Ecclesiastical enclosure, Aughmore, Co. Waterford
Co. Waterford |
Ecclesiastical Sites
A field in Aughmore, County Waterford carries a name that has outlasted whatever once stood within it. The locals called it the 'church field', and beneath its grass lies the faint but measurable outline of a large circular earthwork, the kind that in early medieval Ireland typically enclosed a monastery, a hermitage, or a place of worship long since vanished. The enclosure is subcircular in plan, roughly 66 metres across on its longest axis, defined by an earthen bank about two metres wide and a metre and a half high. That bank, modest enough to be easily missed, is the principal surviving trace of what may have been an important early ecclesiastical site.
The enclosure sits near the top of an east-facing slope on an east-west ridge, a position characteristic of early Christian foundations in Ireland, which often favoured elevated ground with clear aspects.
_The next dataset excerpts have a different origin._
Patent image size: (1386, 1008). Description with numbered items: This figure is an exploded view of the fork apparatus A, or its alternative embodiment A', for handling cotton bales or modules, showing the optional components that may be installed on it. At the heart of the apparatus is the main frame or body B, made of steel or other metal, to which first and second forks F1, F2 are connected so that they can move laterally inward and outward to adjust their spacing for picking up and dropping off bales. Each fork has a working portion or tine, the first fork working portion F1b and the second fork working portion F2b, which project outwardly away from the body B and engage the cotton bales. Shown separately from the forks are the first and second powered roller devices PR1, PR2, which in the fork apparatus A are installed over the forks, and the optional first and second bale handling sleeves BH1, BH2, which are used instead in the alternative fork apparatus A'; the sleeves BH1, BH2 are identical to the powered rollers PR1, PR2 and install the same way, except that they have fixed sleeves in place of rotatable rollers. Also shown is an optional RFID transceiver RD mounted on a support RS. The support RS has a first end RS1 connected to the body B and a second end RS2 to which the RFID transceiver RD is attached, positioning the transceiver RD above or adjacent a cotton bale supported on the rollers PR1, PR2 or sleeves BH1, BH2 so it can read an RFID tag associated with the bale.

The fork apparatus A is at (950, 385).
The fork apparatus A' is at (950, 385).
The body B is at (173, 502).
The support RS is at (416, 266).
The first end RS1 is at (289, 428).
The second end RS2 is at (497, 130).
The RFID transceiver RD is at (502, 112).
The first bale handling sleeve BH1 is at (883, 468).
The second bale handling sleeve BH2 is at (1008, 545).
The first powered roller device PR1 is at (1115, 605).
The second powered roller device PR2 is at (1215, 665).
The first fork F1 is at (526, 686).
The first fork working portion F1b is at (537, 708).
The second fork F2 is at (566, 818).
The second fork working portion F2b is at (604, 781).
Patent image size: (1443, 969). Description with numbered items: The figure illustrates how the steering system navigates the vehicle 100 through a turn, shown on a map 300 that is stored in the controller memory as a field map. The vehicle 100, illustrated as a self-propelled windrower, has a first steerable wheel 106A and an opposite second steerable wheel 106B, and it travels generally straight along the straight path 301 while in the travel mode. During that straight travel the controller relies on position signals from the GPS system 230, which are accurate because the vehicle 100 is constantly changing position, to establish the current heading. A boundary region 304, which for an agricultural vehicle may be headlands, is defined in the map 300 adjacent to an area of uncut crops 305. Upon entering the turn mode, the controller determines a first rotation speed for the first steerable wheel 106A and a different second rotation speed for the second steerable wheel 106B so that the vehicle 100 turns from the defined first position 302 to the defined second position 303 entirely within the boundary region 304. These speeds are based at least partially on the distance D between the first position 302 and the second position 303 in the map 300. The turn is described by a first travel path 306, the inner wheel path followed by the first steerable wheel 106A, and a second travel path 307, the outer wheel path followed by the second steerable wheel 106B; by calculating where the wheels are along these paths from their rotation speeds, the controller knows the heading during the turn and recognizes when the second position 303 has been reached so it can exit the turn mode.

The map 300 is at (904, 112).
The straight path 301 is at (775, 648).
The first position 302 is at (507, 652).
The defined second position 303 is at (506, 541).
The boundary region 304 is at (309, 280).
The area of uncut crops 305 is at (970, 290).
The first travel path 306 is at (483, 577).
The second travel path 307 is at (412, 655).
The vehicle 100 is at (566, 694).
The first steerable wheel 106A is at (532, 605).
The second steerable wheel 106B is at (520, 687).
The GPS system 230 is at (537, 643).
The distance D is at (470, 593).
By the time the Ordnance Survey recorded the area in 1840, the external diameter of the enclosure measured approximately 90 metres, suggesting the outer limits have since eroded or been absorbed into later field boundaries; indeed, part of the perimeter today follows the townland boundary between Aughmore and a neighbouring townland, a common fate for ancient earthworks pressed into administrative service over centuries. The probable entrance appears to have faced north-east. Aerial photographs have revealed two smaller enclosures as cropmarks, a phenomenon that occurs when buried features affect crop growth differently from the surrounding soil, attached to the west and south-east of the main enclosure, measuring roughly 10 metres and 30 metres in diameter respectively. Whether these represent ancillary structures, burial grounds, or earlier phases of activity is not yet established, but their presence hints at a more complex arrangement than the surface alone suggests.